Single-Cell Transcriptomics of Pancreatic Cancer Precursors Demonstrates Epithelial and Microenvironmental Heterogeneity as an Early Event in Neoplastic Progression

Abstract

Purpose: Early detection of pancreatic ductal adenocarcinoma (PDAC) remains elusive. Precursor lesions of PDAC, specifically intraductal papillary mucinous neoplasms (IPMNs), represent a bona fide pathway to invasive neoplasia, although the molecular correlates of progression remain to be fully elucidated. Single-cell transcriptomics provides a unique avenue for dissecting both the epithelial and microenvironmental heterogeneities that accompany multistep progression from noninvasive IPMNs to PDAC.

Experimental design: Single-cell RNA sequencing was performed through droplet-based sequencing on 5,403 cells from 2 low-grade IPMNs (LGD-IPMNs), 2 high-grade IPMNs (HGD-IPMN), and 2 PDACs (all surgically resected).

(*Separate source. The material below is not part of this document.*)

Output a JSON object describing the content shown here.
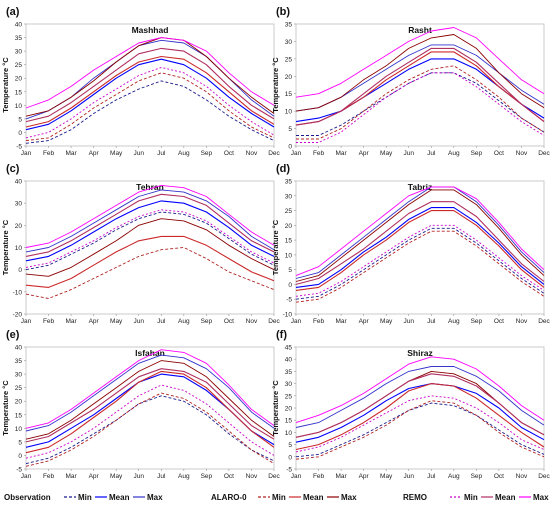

Results: Analysis of single-cell transcriptomes revealed heterogeneous alterations within the epithelium and the tumor microenvironment during the progression of noninvasive dysplasia to invasive cancer. Although HGD-IPMNs expressed many core signaling pathways described in PDAC, LGD-IPMNs harbored subsets of single cells with a transcriptomic profile that overlapped with invasive cancer. Notably, a proinflammatory immune component was readily seen in low-grade IPMNs, composed of cytotoxic T cells, activated T-helper cells, and dendritic cells, which was progressively depleted during neoplastic progression, accompanied by infiltration of myeloid-derived suppressor cells. Finally, stromal myofibroblast populations were heterogeneous and acquired a previously described tumor-promoting and immune-evading phenotype during invasive carcinogenesis.

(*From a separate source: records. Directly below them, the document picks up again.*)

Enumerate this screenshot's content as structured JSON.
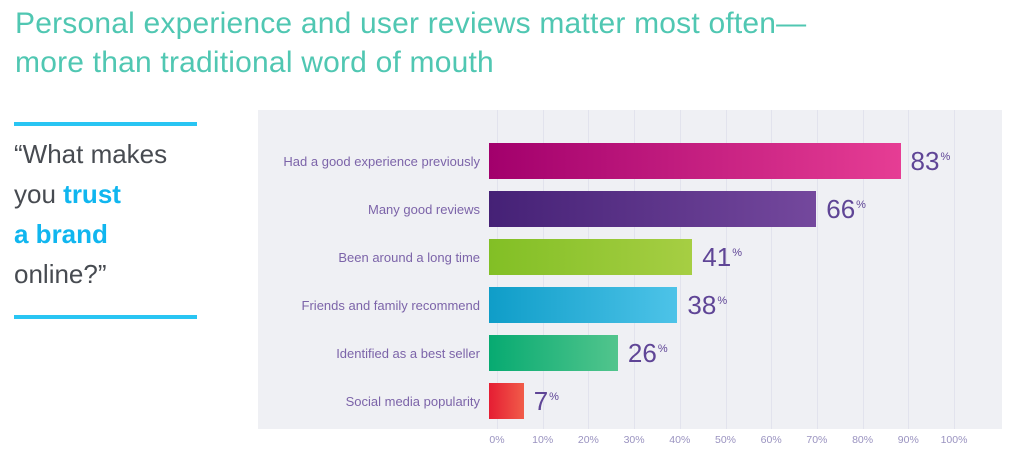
{
  "title": {
    "line1": "Personal experience and user reviews matter most often—",
    "line2": "more than traditional word of mouth"
  },
  "quote": {
    "line1": "“What makes",
    "line2_prefix": "you ",
    "line2_highlight": "trust",
    "line3_highlight": "a brand",
    "line4": "online?”"
  },
  "chart_data": {
    "type": "bar",
    "orientation": "horizontal",
    "title": "What makes you trust a brand online?",
    "categories": [
      "Had a good experience previously",
      "Many good reviews",
      "Been around a long time",
      "Friends and family recommend",
      "Identified as a best seller",
      "Social media popularity"
    ],
    "values": [
      83,
      66,
      41,
      38,
      26,
      7
    ],
    "unit": "%",
    "x_ticks": [
      "0%",
      "10%",
      "20%",
      "30%",
      "40%",
      "50%",
      "60%",
      "70%",
      "80%",
      "90%",
      "100%"
    ],
    "xlim": [
      0,
      100
    ],
    "grid": true,
    "legend": false,
    "bar_gradients": [
      {
        "from": "#a2006c",
        "to": "#e63d94"
      },
      {
        "from": "#452176",
        "to": "#74489d"
      },
      {
        "from": "#82bf25",
        "to": "#a6ce43"
      },
      {
        "from": "#0f9dc8",
        "to": "#4dc3e8"
      },
      {
        "from": "#07aa71",
        "to": "#52c58d"
      },
      {
        "from": "#e51d33",
        "to": "#f15c49"
      }
    ]
  },
  "colors": {
    "title_teal": "#50c7b2",
    "quote_text": "#474b51",
    "quote_highlight": "#10b6ef",
    "rule_cyan": "#29c5f3",
    "panel_bg": "#eff0f4",
    "gridline": "#e2e3ed",
    "category_label": "#7c64a9",
    "value_label": "#5f4596",
    "tick_label": "#9a93c0"
  }
}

Conclusions: This study demonstrates the ability to perform high-resolution profiling of the transcriptomic changes that occur during multistep progression of cystic PDAC precursors to cancer. Notably, single-cell analysis provides an unparalleled insight into both the epithelial and microenvironmental heterogeneities that accompany early cancer pathogenesis and might be a useful substrate to identify targets for cancer interception.See related commentary by Hernandez-Barco et al., p. 2027.

Figure 1:

tSNE plots of all 3,343 cells from six lesions included in this study, (A) annotated by different tissue samples (B) annotated by unique cell types characterized by gene expression (Ductal Epithelium = Ep). (C) Feature plots demonstrating expression of specified genes among clusters on the tSNE. (D) Clustered heatmap of cell cycle characteristic coefficients per cell within the subpopulations indicated by the header demonstrating a greater proliferative state of PDAC derived cells.

Figure 2:

(A) Violin plots of gene expression across lesions types confirm expression of characteristic PDAC and cystic preneoplasia related markers. (B) Heatmap of the top 20 differentially expressed genes used to identify cell phenotypes across each of the ten discrete clusters indicated by the header. (C) Sankey diagram demonstrating epithelial cells profiled from LGD-IPMNs, HGD-IPMNS, and PDAC tissue and where they reside within annotated tSNE clusters (D) Correlation heatmap of Pearson correlation coefficients of hierarchically clustered individual cells across all lesions, identified by originating lesion type and tSNE cluster.

Figure 3:

(A) tSNE plot of all stromal cells that were virtually microdissection from entire lesions. Different colors represent annotation of unique cell phenotypes. (B) Proportion of cell phenotypes enriched in each lesion (PDAC, HG IPMN, and LG IPMN), colors refer to unique cell-types in (A) (C) Heatmap of the top 20 differentially expressed genes used to identify cell phenotypes across clusters. (D) Feature Plots demonstrating expression of specific genes among clusters to identify respective cell types.

Figure 4:

Schematic representation of evolving molecular and phenotypic signatures during preneoplastic progression of pancreatic cancer.